Other nations also got fascinated by the new discovery. In 1775 Voltaire the philosopher of the French Enlightenment wrote: “ I am convinced that everything has come down to us from the banks of the Ganges: astronomy, astrology, metempsychosis, etc.” Soon enough the works of Germans were translated into French and in 1816 the first university chair was established in Paris. Jules Michelet renowned historian and author of Histoire de France, claimed India to be “ the womb of the world” and Diderot suggested that “sciences of India may be more ancient than of Egypt.”
Russia published its first Sanskrit text in 1787 – Novikov translated from English Charles Wilkins’s edition of Bhagavad-Gita.
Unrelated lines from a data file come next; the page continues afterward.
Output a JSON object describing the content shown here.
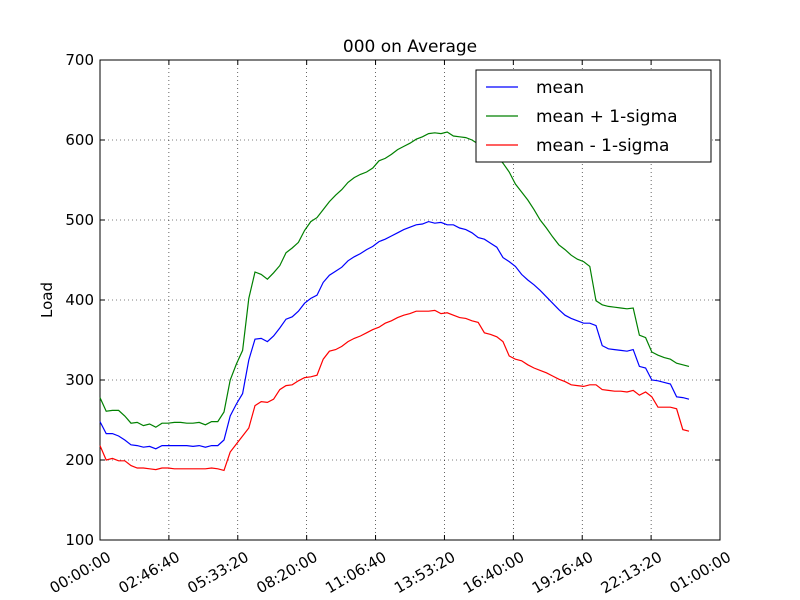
{
  "chart_data": {
    "type": "line",
    "title": "000 on Average",
    "y_label": "Load",
    "x": [
      0,
      900,
      1800,
      2700,
      3600,
      4500,
      5400,
      6300,
      7200,
      8100,
      9000,
      9900,
      10800,
      11700,
      12600,
      13500,
      14400,
      15300,
      16200,
      17100,
      18000,
      18900,
      19800,
      20700,
      21600,
      22500,
      23400,
      24300,
      25200,
      26100,
      27000,
      27900,
      28800,
      29700,
      30600,
      31500,
      32400,
      33300,
      34200,
      35100,
      36000,
      36900,
      37800,
      38700,
      39600,
      40500,
      41400,
      42300,
      43200,
      44100,
      45000,
      45900,
      46800,
      47700,
      48600,
      49500,
      50400,
      51300,
      52200,
      53100,
      54000,
      54900,
      55800,
      56700,
      57600,
      58500,
      59400,
      60300,
      61200,
      62100,
      63000,
      63900,
      64800,
      65700,
      66600,
      67500,
      68400,
      69300,
      70200,
      71100,
      72000,
      72900,
      73800,
      74700,
      75600,
      76500,
      77400,
      78300,
      79200,
      80100,
      81000,
      81900,
      82800,
      83700,
      84600,
      85500
    ],
    "series": [
      {
        "name": "mean",
        "color": "#0000ff",
        "values": [
          248,
          233,
          233,
          230,
          225,
          219,
          218,
          216,
          217,
          214,
          218,
          218,
          218,
          218,
          218,
          217,
          218,
          216,
          218,
          218,
          225,
          255,
          270,
          283,
          325,
          351,
          352,
          348,
          355,
          365,
          376,
          379,
          386,
          396,
          402,
          406,
          422,
          431,
          436,
          441,
          449,
          454,
          458,
          463,
          467,
          473,
          476,
          480,
          484,
          488,
          491,
          494,
          495,
          498,
          496,
          497,
          494,
          494,
          490,
          488,
          484,
          478,
          476,
          471,
          466,
          453,
          448,
          442,
          432,
          425,
          419,
          412,
          404,
          396,
          388,
          381,
          377,
          374,
          371,
          371,
          368,
          343,
          339,
          338,
          337,
          336,
          338,
          317,
          315,
          300,
          299,
          297,
          295,
          279,
          278,
          276
        ]
      },
      {
        "name": "mean + 1-sigma",
        "color": "#008000",
        "values": [
          278,
          261,
          262,
          262,
          255,
          246,
          247,
          243,
          245,
          241,
          246,
          246,
          247,
          247,
          246,
          246,
          247,
          244,
          248,
          248,
          260,
          300,
          320,
          337,
          402,
          435,
          432,
          426,
          434,
          443,
          459,
          465,
          472,
          487,
          498,
          503,
          513,
          523,
          531,
          538,
          547,
          553,
          557,
          560,
          565,
          574,
          577,
          582,
          588,
          592,
          596,
          601,
          604,
          608,
          609,
          608,
          610,
          605,
          604,
          603,
          600,
          595,
          590,
          587,
          580,
          571,
          560,
          545,
          535,
          525,
          513,
          500,
          490,
          479,
          469,
          463,
          456,
          451,
          448,
          442,
          399,
          394,
          392,
          391,
          390,
          389,
          390,
          356,
          353,
          335,
          331,
          328,
          326,
          321,
          319,
          317
        ]
      },
      {
        "name": "mean - 1-sigma",
        "color": "#ff0000",
        "values": [
          218,
          200,
          202,
          199,
          199,
          193,
          190,
          190,
          189,
          188,
          190,
          190,
          189,
          189,
          189,
          189,
          189,
          189,
          190,
          189,
          187,
          210,
          220,
          230,
          240,
          268,
          273,
          272,
          276,
          288,
          293,
          294,
          299,
          303,
          304,
          306,
          326,
          336,
          338,
          342,
          348,
          352,
          355,
          359,
          363,
          366,
          371,
          374,
          378,
          381,
          383,
          386,
          386,
          386,
          387,
          383,
          384,
          381,
          378,
          377,
          374,
          372,
          359,
          357,
          354,
          348,
          330,
          326,
          324,
          319,
          315,
          312,
          309,
          305,
          301,
          298,
          294,
          293,
          292,
          294,
          294,
          288,
          287,
          286,
          286,
          285,
          287,
          281,
          285,
          279,
          266,
          266,
          266,
          264,
          238,
          236
        ]
      }
    ],
    "xlim": [
      0,
      90000
    ],
    "xticks": [
      {
        "value": 0,
        "label": "00:00:00"
      },
      {
        "value": 10000,
        "label": "02:46:40"
      },
      {
        "value": 20000,
        "label": "05:33:20"
      },
      {
        "value": 30000,
        "label": "08:20:00"
      },
      {
        "value": 40000,
        "label": "11:06:40"
      },
      {
        "value": 50000,
        "label": "13:53:20"
      },
      {
        "value": 60000,
        "label": "16:40:00"
      },
      {
        "value": 70000,
        "label": "19:26:40"
      },
      {
        "value": 80000,
        "label": "22:13:20"
      },
      {
        "value": 90000,
        "label": "01:00:00"
      }
    ],
    "ylim": [
      100,
      700
    ],
    "yticks": [
      100,
      200,
      300,
      400,
      500,
      600,
      700
    ],
    "grid": true,
    "legend": "upper right"
  }
}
In 1810 an Asian Academy was established in St. Petersburg with a Sanskrit department. Famous Indologists of the 19th century were Vasilyev and Minaev.
In 1718 in America, a former governor of British East India, Elihu Yale, had funded Yale University and the former Indian studies begun in 1841. In 1836 at Harvard University the cream of America’s literary world – Ralph Waldo Emerson, Henry David Thoreau, Walt Whitman formed the Transcendental Club of America. In 1842 the American Oriental Society was founded contributing to interest in Vedic knowledge.
Emerson wrote about Gita: “ I owed a magnificent day to the Bhagavad-Gita. It was the first of books; it was as if an empire spake to us, nothing small or unworthy, but large serene, consistent, the voice of an old intelligence….”
Thoreau stated: “What extracts from the Vedas I have read fall on me like the light of a higher and purer luminary….. In the morning I bathe my intellect in the stupendous and cosmogonal philosophy of the Bhagavad-Gita. The reader is nowhere raised into and sustained in a bigger, purer or rarer region of thought than in the Bhagavad-Gita.” He boldly declared: “ The religion and philosophy of the Hebrews are those of a wilder and ruder tribe, wanting the civility and intellectual refinements and subtlety of Vedic culture.”
Other American intellectuals influenced by the Vedas were T.S. Eliot, Paul Elmer and Irvin Babbitt. They had all studied at Harvard under renowned Sanskritist Charles Lanman, who taught for almost forty years and published many books on the Vedas.